2) "...and the plague." Woah! The Plague was the central economic event of the period. You don't get to write an article on the subject of economics in the late Middle Ages and simply elide past it as if it were a minor matter. It completely altered the face of society. When it broke out, governments that did not understand its cause attempted all manner of new controls on trade in the hope of limiting its spread. Such commerce across great distances had boomed during in the High Middle Ages, after a sharp decline following the collapse of Rome's ability to provide security in the West. That's something an essay of this sort ought to consider, since it intends to consider the very issue of how trade restrictions in the Middle Ages affected economic growth.
3) "The first innovation was to centralize currency. What better way for the already rich to maintain their wealth than to make money scarce?"
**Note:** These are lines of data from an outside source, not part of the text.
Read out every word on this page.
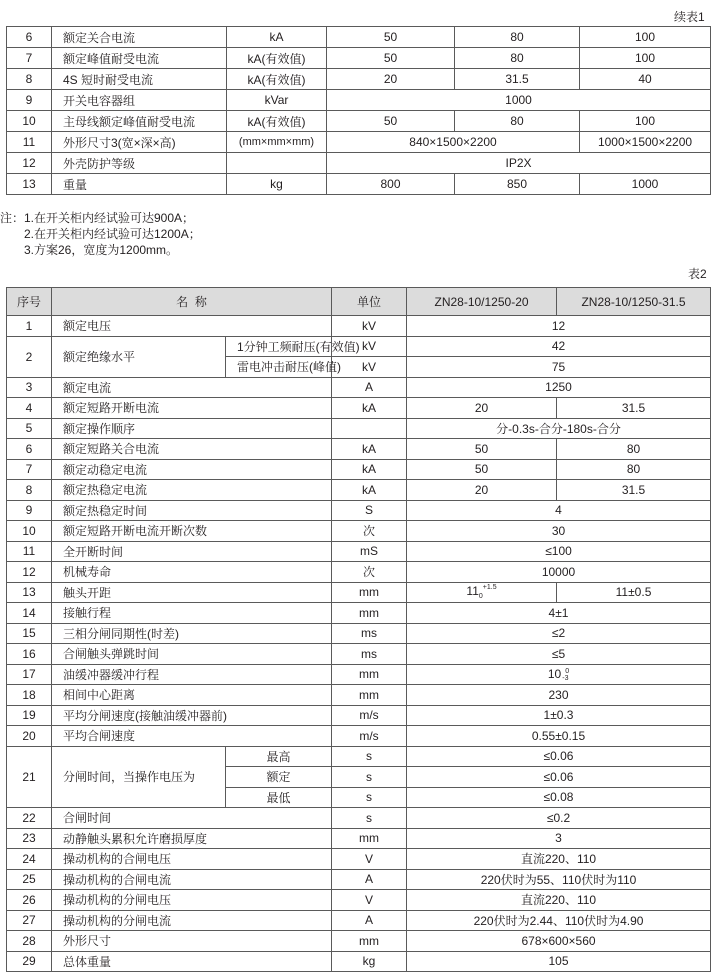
续表1
6	额定关合电流	kA	50	80	100
7	额定峰值耐受电流	kA(有效值)	50	80	100
8	4S 短时耐受电流	kA(有效值)	20	31.5	40
9	开关电容器组	kVar	1000		
10	主母线额定峰值耐受电流	kA(有效值)	50	80	100
11	外形尺寸3(宽×深×高)	(mm×mm×mm)	840×1500×2200		1000×1500×2200
12	外壳防护等级		IP2X		
13	重量	kg	800	850	1000
注：1.在开关柜内经试验可达900A；
2.在开关柜内经试验可达1200A；
3.方案26，宽度为1200mm。
表2
序号	名  称		单位	ZN28-10/1250-20	ZN28-10/1250-31.5
1	额定电压		kV	12	
2	额定绝缘水平	1分钟工频耐压(有效值)	kV	42	
		雷电冲击耐压(峰值)	kV	75	
3	额定电流		A	1250	
4	额定短路开断电流		kA	20	31.5
5	额定操作顺序			分-0.3s-合分-180s-合分	
6	额定短路关合电流		kA	50	80
7	额定动稳定电流		kA	50	80
8	额定热稳定电流		kA	20	31.5
9	额定热稳定时间		S	4	
10	额定短路开断电流开断次数		次	30	
11	全开断时间		mS	≤100	
12	机械寿命		次	10000	
13	触头开距		mm	$11_0^{+1.5}$	11±0.5
14	接触行程		mm	4±1	
15	三相分闸同期性(时差)		ms	≤2	
16	合闸触头弹跳时间		ms	≤5	
17	油缓冲器缓冲行程		mm	10 0
-3	

18	相间中心距离		mm	230	
19	平均分闸速度(接触油缓冲器前)		m/s	1±0.3	
20	平均合闸速度		m/s	0.55±0.15	
21	分闸时间，当操作电压为	最高	s	≤0.06	
		额定	s	≤0.06	
		最低	s	≤0.08	
22	合闸时间		s	≤0.2	
23	动静触头累积允许磨损厚度		mm	3	
24	操动机构的合闸电压		V	直流220、110	
25	操动机构的合闸电流		A	220伏时为55、110伏时为110	
26	操动机构的分闸电压		V	直流220、110	
27	操动机构的分闸电流		A	220伏时为2.44、110伏时为4.90	
28	外形尺寸		mm	678×600×560	
29	总体重量		kg	105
In the Plague's aftermath, too, there was a fairly impressive increase in social mobility across Europe. The sharp decrease in the supply of labor meant that the agricultural laborer -- formerly a minor player as an individual -- had a new power to negotiate his status. But while his status increased along with his wages, the wage increase was undercut by other forces:
Grave mortality ensured that the European supply of currency in gold and silver increased on a per—capita basis, which in turned unleashed substantial inflation in prices that did not subside in England until the mid—1370s and even later in many places on the continent. The inflation reduced the purchasing power (real wage) of the wage laborer so significantly that, even with higher cash wages, his earnings either bought him no more or often substantially less than before the magna pestilencia (Munro, 2003; Aberth, 2001).Before you simply paint the currency policy of the Middle Ages as an attempt to control the merchants, it's worth considering how powerful these forces were. Most likely, in the face of the chaos being caused by the Black Death, the issue of keeping merchants in their place was hardly at the forefront of anyone's thought process. "Making money scarce" was of benefit to the workers in the fields, as much as it was to any king or nobleman.
Besides which, I'm deeply suspicious of the claim that 'centralizing currency' was an innovation of the period. The first coins in Britain date to the first century BC, before the Romans took control of the island. Centralized currency was the law of the land during the Anglo-Saxon period:
Aethelstan (925-39) continued the fight against the Danes and the title AETIIELSTAN REX TOTIVS BRITANNIE is to be found on some of his later coins. It was Aethelstan who decreed at a Witanagemot at Grately in 928, that every burgh or town should have a mint with from one to eight moneyers depending on its importance, thus providing that a single coinage should be current throughout the country, and that the dies were to be engraved in London. Thus eight moneyers were appointed to London, seven to Canterbury, six to Winchester, etc. At Grately, too, it was decreed that the penalty for forgery should be the loss of a hand which was then to be nailed up in the smithy or, if the accused desired to clear himself of the charge, the hand that struck the coin should be submitted to `the ordeal of the hot iron'.So, why should I believe that this was an anti-merchant policy of the Late Middle Ages? I'd like to see some additional evidence and argument before I accept any part of that claim.
There's a great deal more to the essay, and some of it is really quite valuable. I don't mean to dismiss or demean the argument. However, I think that a number of the claims require greater investigation by the author, and some of them ought to be reconsidered entirely. That, though, is what debate is for: to challenge ideas, and thereby improve them.
Footnote 1. For a very good example of a response to Viking piracy and sea-based invasion, see Nicholas Hooper, "Some Observations on the Navy in Late Anglo-Saxon England," Anglo-Norman Warfare, ed. Matthew Strickland (Suffolk: The Boydell Press, 1992).